Monday, August 11, 2025

Why LLMs Suck at Lisp

In my experiments with vibe coding, I found that LLMs (Large Language Models) struggle with Lisp code. I think I know why.

Consider some library that exposes some resources to the programmer. It has an AllocFoo function that allocates a Foo object, and a FreeFoo function that frees it. The library his bindings in several languages, so maybe there is a Python binding, a C binding, etc. In these languages, you'll find that functions that call AllocFoo often call FreeFoo within the same function. There are a lot of libraries that do this, and it is a common pattern.

Documents, such as source code files, can be thougth of as “points” in a very high dimensional space. Source code files in a particular language will be somewhat near each other in a region of this space. But within the region of space that contains source code in some language, there will be sub-regions that exhibit particular patterns. There will be a sub-region that contains Alloc/Free pairs. This sub-region will be displaced from the center of the region for the language. But here's the important part: in each language, independent of the particulars of the language, the subregion that contains Alloc/Free pairs will be displaced in roughly the same direction. This is how the LLM can learn to recognize the pattern of usage across different languages.

When we encounter a new document, we know that if it is going to contain an Alloc/Free pair, it is going to be displaced in the same direction as other documents that contain such pairs. This allows us to pair up Alloc/Free calls in code we have never seen before in languages we have never seen before.

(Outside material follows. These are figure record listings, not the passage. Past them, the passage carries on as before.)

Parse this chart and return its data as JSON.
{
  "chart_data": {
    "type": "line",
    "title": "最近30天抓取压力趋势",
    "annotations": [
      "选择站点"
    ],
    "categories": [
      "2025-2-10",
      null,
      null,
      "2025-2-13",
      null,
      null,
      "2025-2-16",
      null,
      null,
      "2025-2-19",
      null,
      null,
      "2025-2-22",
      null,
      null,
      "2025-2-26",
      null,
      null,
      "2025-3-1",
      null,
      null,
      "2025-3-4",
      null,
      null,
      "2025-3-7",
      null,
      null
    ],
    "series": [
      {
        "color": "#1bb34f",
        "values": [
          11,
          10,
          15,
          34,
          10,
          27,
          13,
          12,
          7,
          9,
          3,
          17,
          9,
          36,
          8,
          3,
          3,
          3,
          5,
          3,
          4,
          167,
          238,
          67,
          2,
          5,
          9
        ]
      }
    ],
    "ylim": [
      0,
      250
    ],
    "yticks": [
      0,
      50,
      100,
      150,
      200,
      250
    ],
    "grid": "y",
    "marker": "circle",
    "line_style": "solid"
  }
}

Now consider Lisp. In Lisp, we have a function that allocates a foo object, and a function that frees it. The LLM would have no problem pairing up alloc-foo and free-foo in Lisp. But Lisp programmers don't do that. They write a with-foo macro that contains an unwind-protect that frees the foo when the code is done. The LLM will observe the alloc/free pair in the source code of the macro — it looks like your typical alloc/free pair — but then you use the macro everywhere instead of the explicit calls to Alloc/Free. The LLM doesn't know this abstraction pattern. People don't write with-foo macros or their equivalents in other languages, so the LLM doesn't have a way to recognize the pattern.

The LLM is good at recognizing patterns, and source code typically contains a lot of patterns, and these patterns don't hugely vary across curly-brace languages. But when a Lisp programmer sees a pattern, he abstracts it and makes it go away with a macro or a higher-order function. People tend not to do that in other languages (largely because either the language cannot express it or it is insanely cumbersome). The LLM has a much harder time with Lisp because the programmers can easily hide the patterns from it.

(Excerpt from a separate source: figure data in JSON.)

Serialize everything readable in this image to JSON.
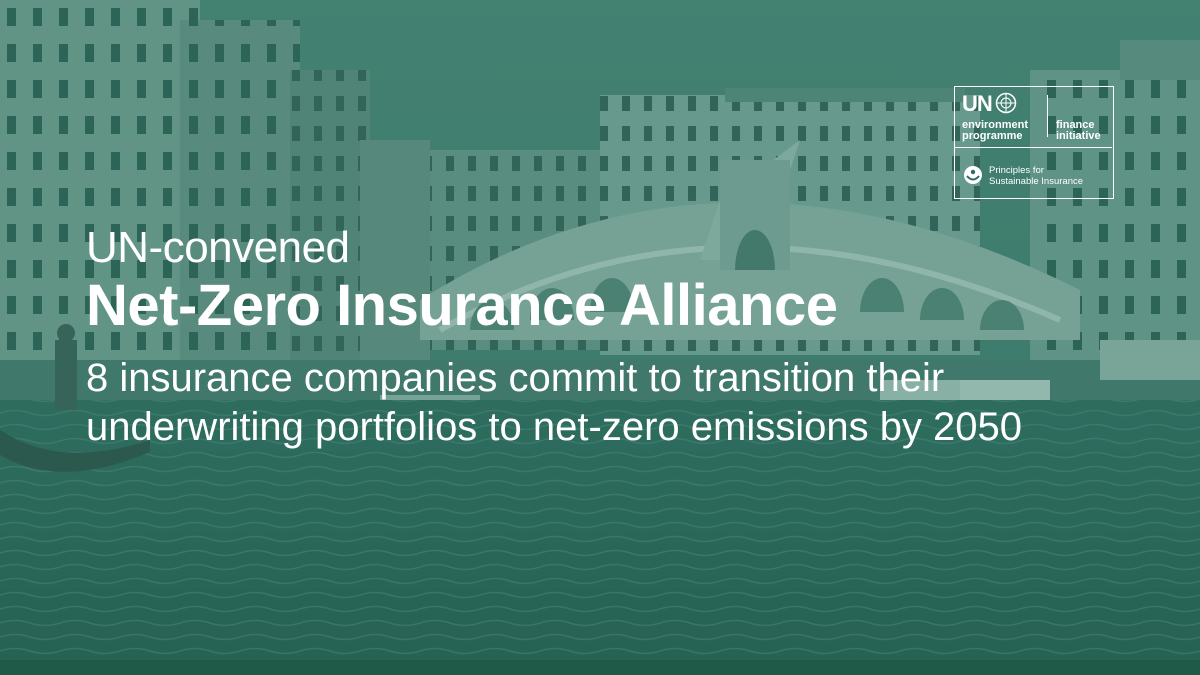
{
  "headline": {
    "kicker": "UN-convened",
    "title": "Net-Zero Insurance Alliance",
    "description": "8 insurance companies commit to transition their underwriting portfolios to net-zero emissions by 2050"
  },
  "logo": {
    "un": "UN",
    "environment": "environment",
    "programme": "programme",
    "finance": "finance",
    "initiative": "initiative",
    "psi_line1": "Principles for",
    "psi_line2": "Sustainable Insurance"
  },
  "colors": {
    "overlay": "#2f6b5e",
    "text": "#ffffff",
    "bottom_bar": "#1f5a48"
  },
  "icons": [
    "un-emblem-icon",
    "psi-icon"
  ]
}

I found in my experiments that the LLMs would generate Lisp code that would allocate or initialize a resource and then add deallocation and uninitialization code in every branch of the function. It did not seem to know about the with-… macros that would abstract this away.

2 comments:

Anonymous said...

This is also the reason why inexperienced programmers cannot use Lisp effectively.

Big 40wt Svetlyak said...

Some other languages also use with-* abstraction. For example, in Python we mostly use context managers to free resource:

with open('some') as file:
do_processing(file)

Did you try to teach LLM the way you write programs in Lisp? Cursor and many other AI helpers allows you to write rules. And you can write a bunch of lisp rules with correct examples how to use needed macro.

Also, if you give LLM a MCP tool allowing to do EVAL inside the Lisp, then you can teach it to see examples in the documentation of macro automatically.